Na mesma reportagem, María del Carmen Ariet, outra integrante cubana da missão, lembrou a “tensão” da última etapa do rastreamento, que impôs uma “corrida contra o relógio”. Tudo porque Hugo Banzer, “o ditador boliviano”, se elegeu presidente – “o que representava um risco para a busca”. Banzer, uma vez no cargo, deu 48 horas para a missão encerrar os trabalhos.
Sem contar a ação de pessoas interessadas em impedir a localização do corpo de Che. “Exemplo disto foi a visita do agente da CIA de origem cubana Félix Rodríguez, que, diante da proximidade da descoberta, apareceu em um pequeno avião em Vallegrande para indicar que o enterro aconteceu em um local distinto de onde nós buscávamos.”
A um dia do fim do prazo imposto por Banzer, a missão foi bem-sucedida – para “alívio muito grande” de toda a equipe, segundo González Pérez. Os cubanos aceleraram a busca e, às 9 horas de 28 de junho de 1997, um sábado, descobriram duas valas comuns, com sete corpos. O de Che foi o segundo a ser encontrado. “Ao cavar a vala, o braço da escavadeira se prendeu ao cinto de Che, que tinha sido enterrado com seu uniforme. Assim foi encontrada a sua ossada”, lembrou o especialista.
A identidade do cadáver de Che foi confirmada dias depois, com base em diversos indícios – as mãos amputadas, a saliência dos arcos superciliares, a arcada dentária, o casaco verde-oliva com o qual ele fora morto, seu saco de tabaco para cachimbo e resíduos do gesso da máscara mortuária presos ao casaco. Nas palavras do Granma, jornal do Partido Comunista de Cuba, foi uma “verdadeira proeza da ciência”, marcada pela “integração exemplar entre a investigação histórica, a sociologia e outras ciências sociais”.

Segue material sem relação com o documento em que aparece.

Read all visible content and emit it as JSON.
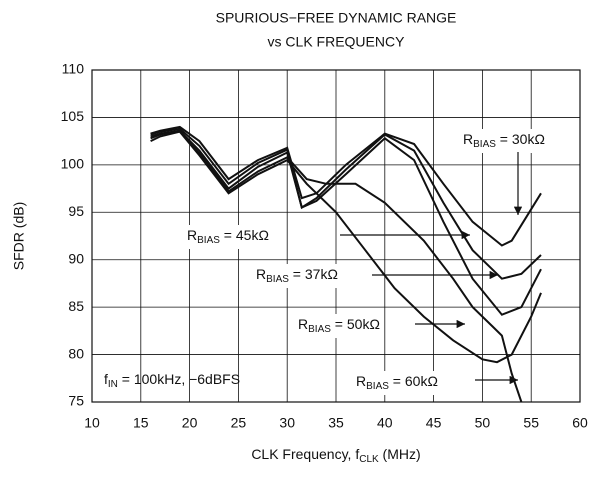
{
  "chart_data": {
    "type": "line",
    "title": [
      "SPURIOUS−FREE DYNAMIC RANGE",
      "vs CLK FREQUENCY"
    ],
    "x_label": {
      "main": "CLK Frequency, f",
      "sub": "CLK",
      "rest": " (MHz)"
    },
    "y_label": "SFDR (dB)",
    "xlim": [
      10,
      60
    ],
    "xticks": [
      10,
      15,
      20,
      25,
      30,
      35,
      40,
      45,
      50,
      55,
      60
    ],
    "ylim": [
      75,
      110
    ],
    "yticks": [
      75,
      80,
      85,
      90,
      95,
      100,
      105,
      110
    ],
    "grid": true,
    "color": "#111111",
    "series": [
      {
        "x": [
          16,
          17,
          19,
          21,
          24,
          27,
          30,
          31.5,
          33,
          36,
          40,
          43,
          46,
          49,
          52,
          53,
          56
        ],
        "values": [
          103.3,
          103.6,
          104,
          102.5,
          98.5,
          100.5,
          101.8,
          96.5,
          97,
          100,
          103.3,
          102.2,
          98,
          94,
          91.5,
          92,
          97
        ]
      },
      {
        "x": [
          16,
          17,
          19,
          21,
          24,
          27,
          30,
          31.5,
          33,
          36,
          40,
          43,
          46,
          49,
          52,
          54,
          56
        ],
        "values": [
          103.2,
          103.5,
          103.8,
          102,
          98,
          100.2,
          101.6,
          95.5,
          96.5,
          99.5,
          103.2,
          101.5,
          96,
          91,
          88,
          88.5,
          90.5
        ]
      },
      {
        "x": [
          16,
          17,
          19,
          21,
          24,
          27,
          30,
          31.5,
          33,
          36,
          40,
          43,
          46,
          49,
          52,
          54,
          56
        ],
        "values": [
          103,
          103.3,
          103.6,
          101.5,
          97.5,
          99.8,
          101.3,
          95.5,
          96.2,
          99,
          102.8,
          100.5,
          94,
          88,
          84.2,
          85,
          89
        ]
      },
      {
        "x": [
          16,
          17,
          19,
          21,
          24,
          27,
          30,
          32,
          35,
          38,
          41,
          44,
          47,
          50,
          51.5,
          53,
          55,
          56
        ],
        "values": [
          102.5,
          103,
          103.5,
          101,
          97,
          99,
          100.5,
          98,
          95,
          91,
          87,
          84,
          81.5,
          79.5,
          79.2,
          80,
          84,
          86.5
        ]
      },
      {
        "x": [
          16,
          17,
          19,
          21,
          24,
          27,
          30,
          32,
          34,
          37,
          40,
          44,
          47,
          49,
          51,
          52,
          53,
          54
        ],
        "values": [
          102.8,
          103.2,
          103.6,
          101.2,
          97.2,
          99.3,
          100.8,
          98.5,
          98,
          98,
          96,
          92,
          88,
          85,
          83,
          82,
          78,
          75
        ]
      }
    ],
    "annotations": [
      {
        "main": "R",
        "sub": "BIAS",
        "rest": " = 30kΩ"
      },
      {
        "main": "R",
        "sub": "BIAS",
        "rest": " = 45kΩ"
      },
      {
        "main": "R",
        "sub": "BIAS",
        "rest": " = 37kΩ"
      },
      {
        "main": "R",
        "sub": "BIAS",
        "rest": " = 50kΩ"
      },
      {
        "main": "R",
        "sub": "BIAS",
        "rest": " = 60kΩ"
      },
      {
        "main": "f",
        "sub": "IN",
        "rest": " = 100kHz, −6dBFS"
      }
    ]
  }
}
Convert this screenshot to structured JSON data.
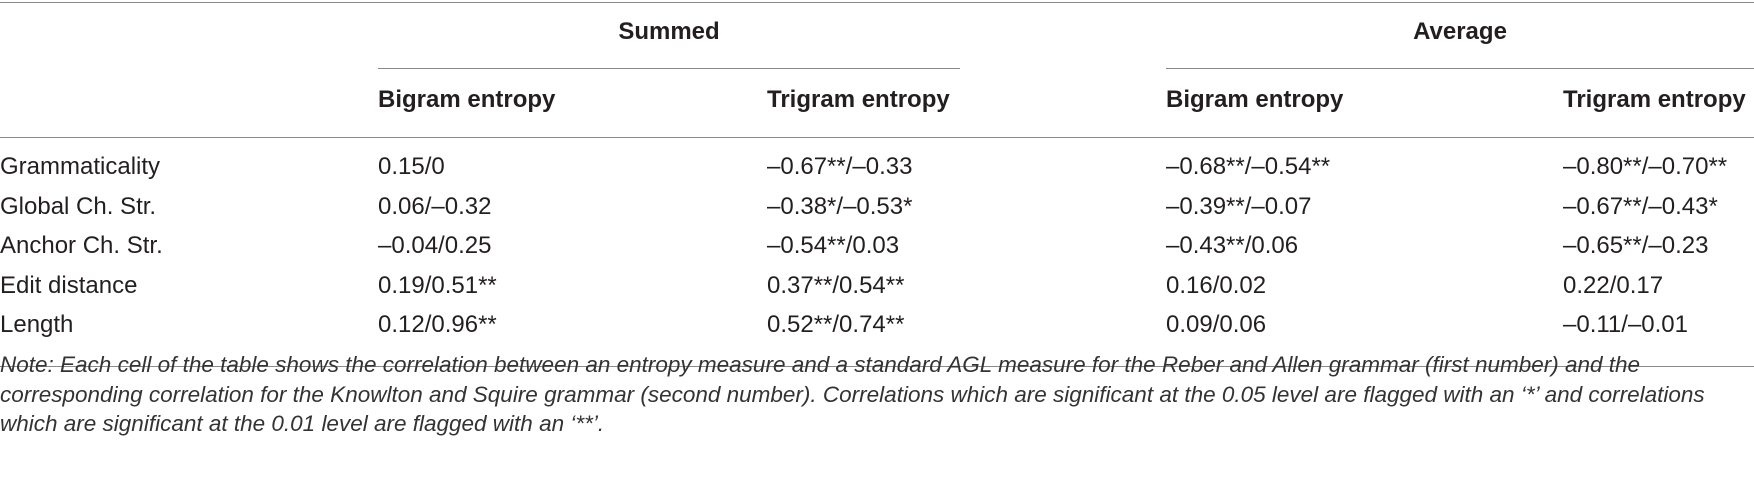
{
  "header": {
    "groups": [
      "Summed",
      "Average"
    ],
    "columns": [
      "Bigram entropy",
      "Trigram entropy",
      "Bigram entropy",
      "Trigram entropy"
    ]
  },
  "table": {
    "rows": [
      [
        "Grammaticality",
        "0.15/0",
        "–0.67**/–0.33",
        "–0.68**/–0.54**",
        "–0.80**/–0.70**"
      ],
      [
        "Global Ch. Str.",
        "0.06/–0.32",
        "–0.38*/–0.53*",
        "–0.39**/–0.07",
        "–0.67**/–0.43*"
      ],
      [
        "Anchor Ch. Str.",
        "–0.04/0.25",
        "–0.54**/0.03",
        "–0.43**/0.06",
        "–0.65**/–0.23"
      ],
      [
        "Edit distance",
        "0.19/0.51**",
        "0.37**/0.54**",
        "0.16/0.02",
        "0.22/0.17"
      ],
      [
        "Length",
        "0.12/0.96**",
        "0.52**/0.74**",
        "0.09/0.06",
        "–0.11/–0.01"
      ]
    ]
  },
  "note": "Note: Each cell of the table shows the correlation between an entropy measure and a standard AGL measure for the Reber and Allen grammar (first number) and the corresponding correlation for the Knowlton and Squire grammar (second number). Correlations which are significant at the 0.05 level are flagged with an ‘*’ and correlations which are significant at the 0.01 level are flagged with an ‘**’."
}
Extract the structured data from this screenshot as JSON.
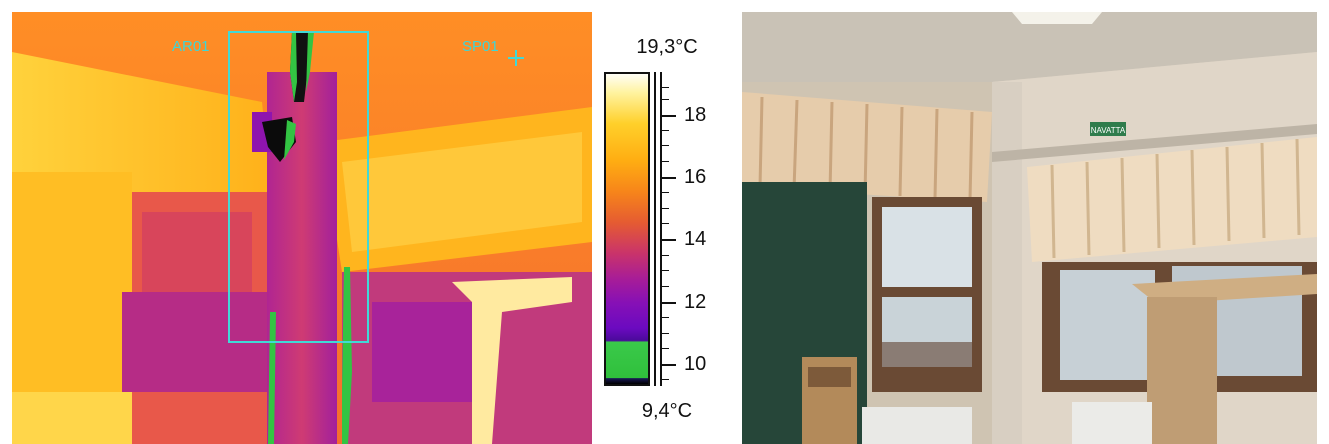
{
  "thermal_image": {
    "area_label": "AR01",
    "spot_label": "SP01"
  },
  "scale": {
    "max_label": "19,3°C",
    "min_label": "9,4°C",
    "tick_labels": [
      "18",
      "16",
      "14",
      "12",
      "10"
    ]
  },
  "visible_image": {
    "exit_sign": "NAVATTA"
  }
}
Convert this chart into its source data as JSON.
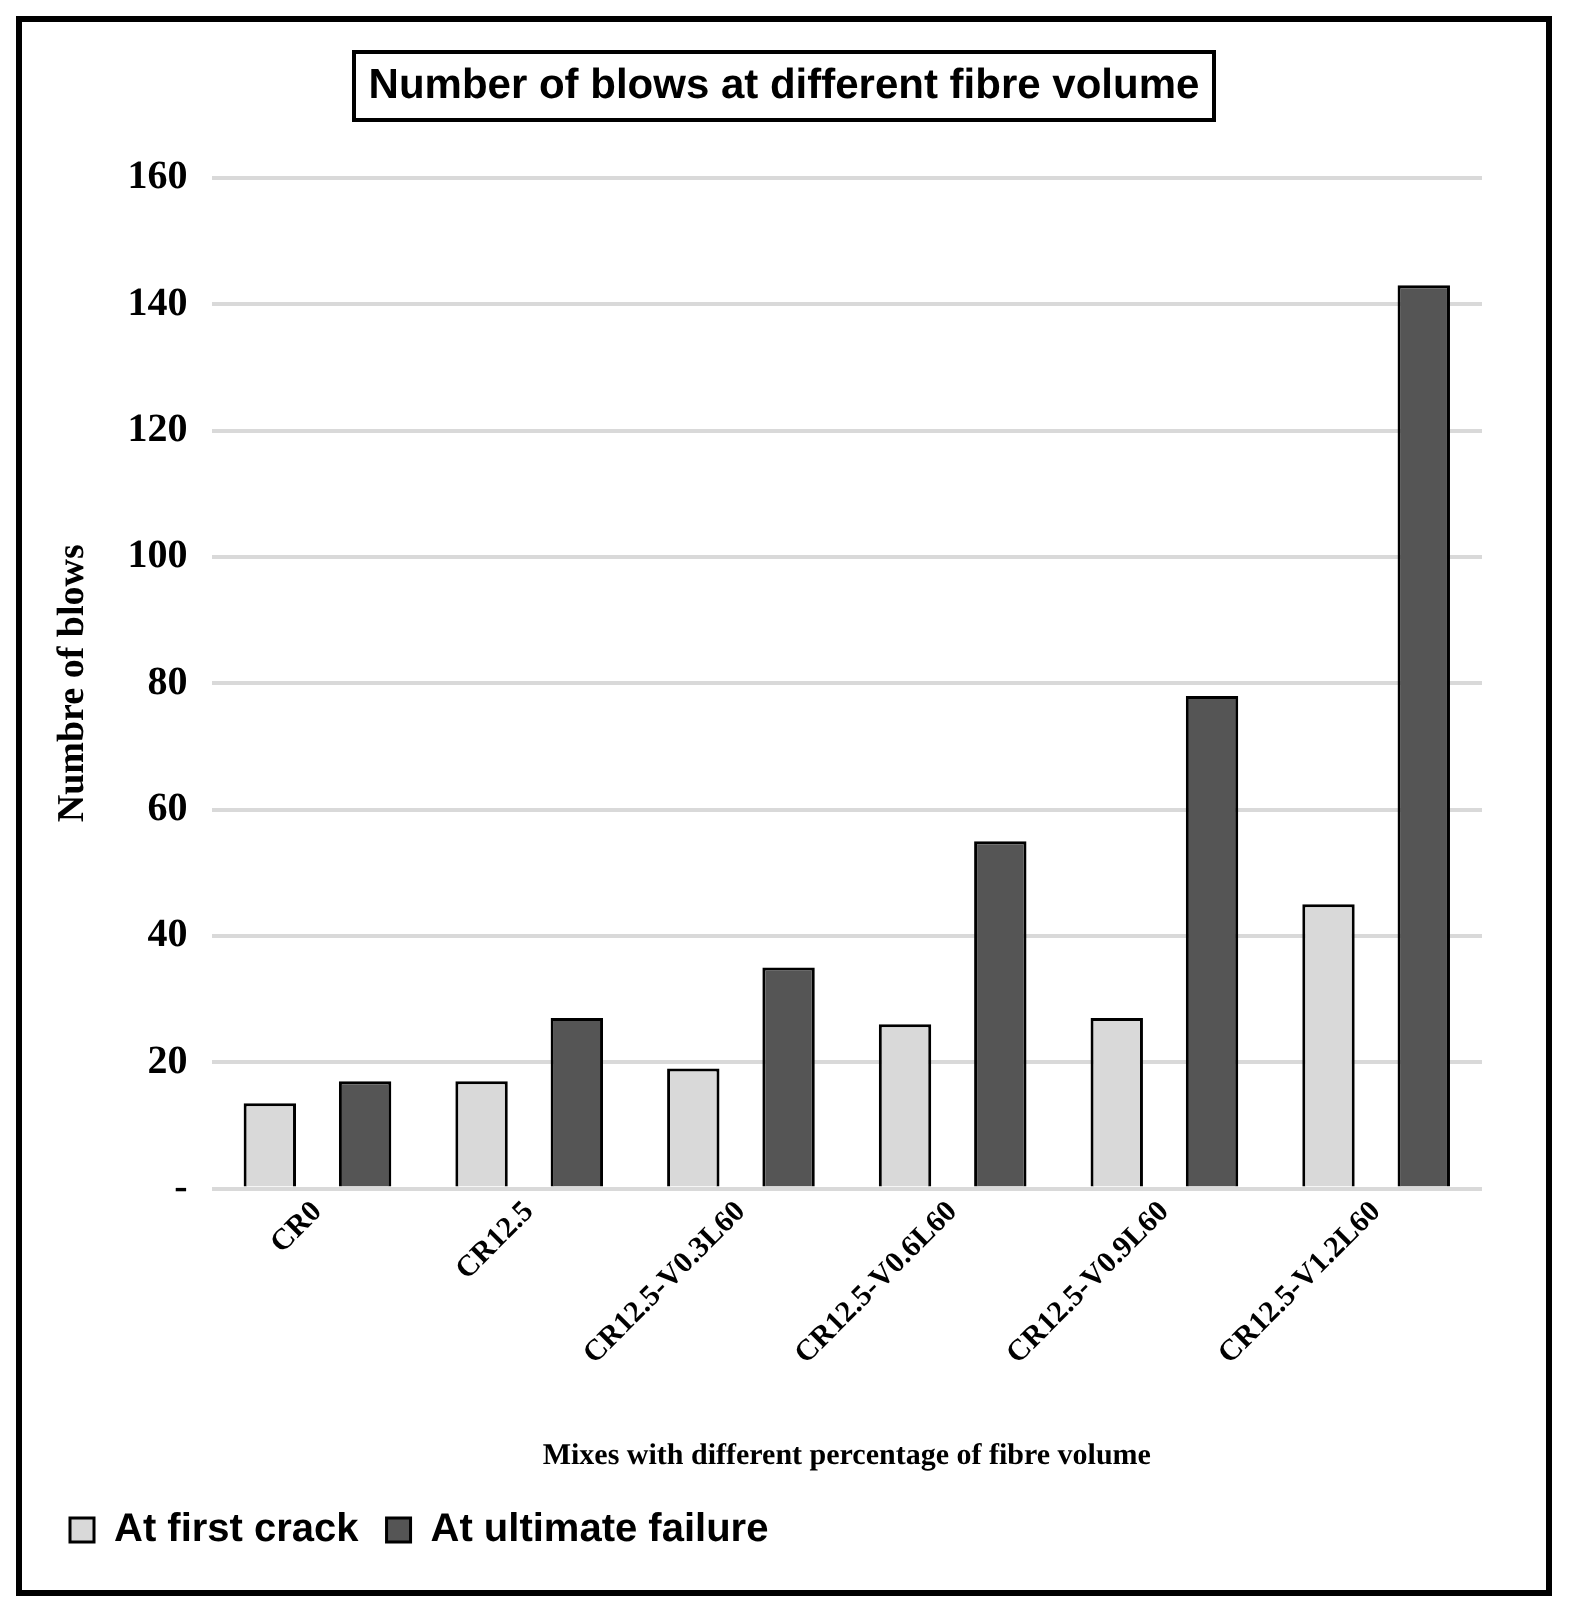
{
  "chart_data": {
    "type": "bar",
    "title": "Number of blows at different fibre volume",
    "xlabel": "Mixes with different percentage of fibre volume",
    "ylabel": "Numbre of blows",
    "categories": [
      "CR0",
      "CR12.5",
      "CR12.5-V0.3L60",
      "CR12.5-V0.6L60",
      "CR12.5-V0.9L60",
      "CR12.5-V1.2L60"
    ],
    "series": [
      {
        "name": "At first crack",
        "color": "#d9d9d9",
        "values": [
          13.5,
          17,
          19,
          26,
          27,
          45
        ]
      },
      {
        "name": "At ultimate failure",
        "color": "#555555",
        "values": [
          17,
          27,
          35,
          55,
          78,
          143
        ]
      }
    ],
    "ylim": [
      0,
      160
    ],
    "yticks": [
      {
        "value": 0,
        "label": "-"
      },
      20,
      40,
      60,
      80,
      100,
      120,
      140,
      160
    ],
    "grid": "y",
    "legend": "bottom"
  }
}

Com a descoberta, aconteceu justamente o que os militares bolivianos temiam: o povoado de Vallegrande virou ponto de peregrinação. A vala de Che foi coberta e protegida por uma espécie de capela, que hoje é a grande atração turística do vilarejo. As paredes do local exibem fotos de todas as épocas da vida do argentino-cubano.
A missão regressou a Cuba ao lado das ossadas, pousando em Havana em 12 de julho de 1997. Os restos mortais de Che Guevara e de seus companheiros “de armas” foram velados no Memorial de Santa Clara, a 300 quilômetros de Havana. Santa Clara foi a cidade onde Che comandou uma das mais importantes batalhas da Revolução Cubana.
O governo socialista ergueu no local o Complexo Escultórico Ernesto Che Guevara – um mausoléu onde os sete guerrilheiros foram sepultados, com honras militares, em 17 de outubro de 1997, pouco mais de três décadas após a execução de Che. Ao lado do túmulo, o guerrilheiro também foi homenageado com uma estátua de bronze de mais de 6 metros de altura e um museu, encerrando a saga do seu corpo.
O mausoléu recebe, a cada ano, quase 400 mil visitantes, principalmente turistas alemães, franceses, italianos, ingleses e argentinos, que se somam aos cubanos de diferentes províncias do país. Em dezembro de 2016, depois da morte de Fidel Castro, as cinzas do comandante-em-Chefe chegaram a repousar por uma noite no local.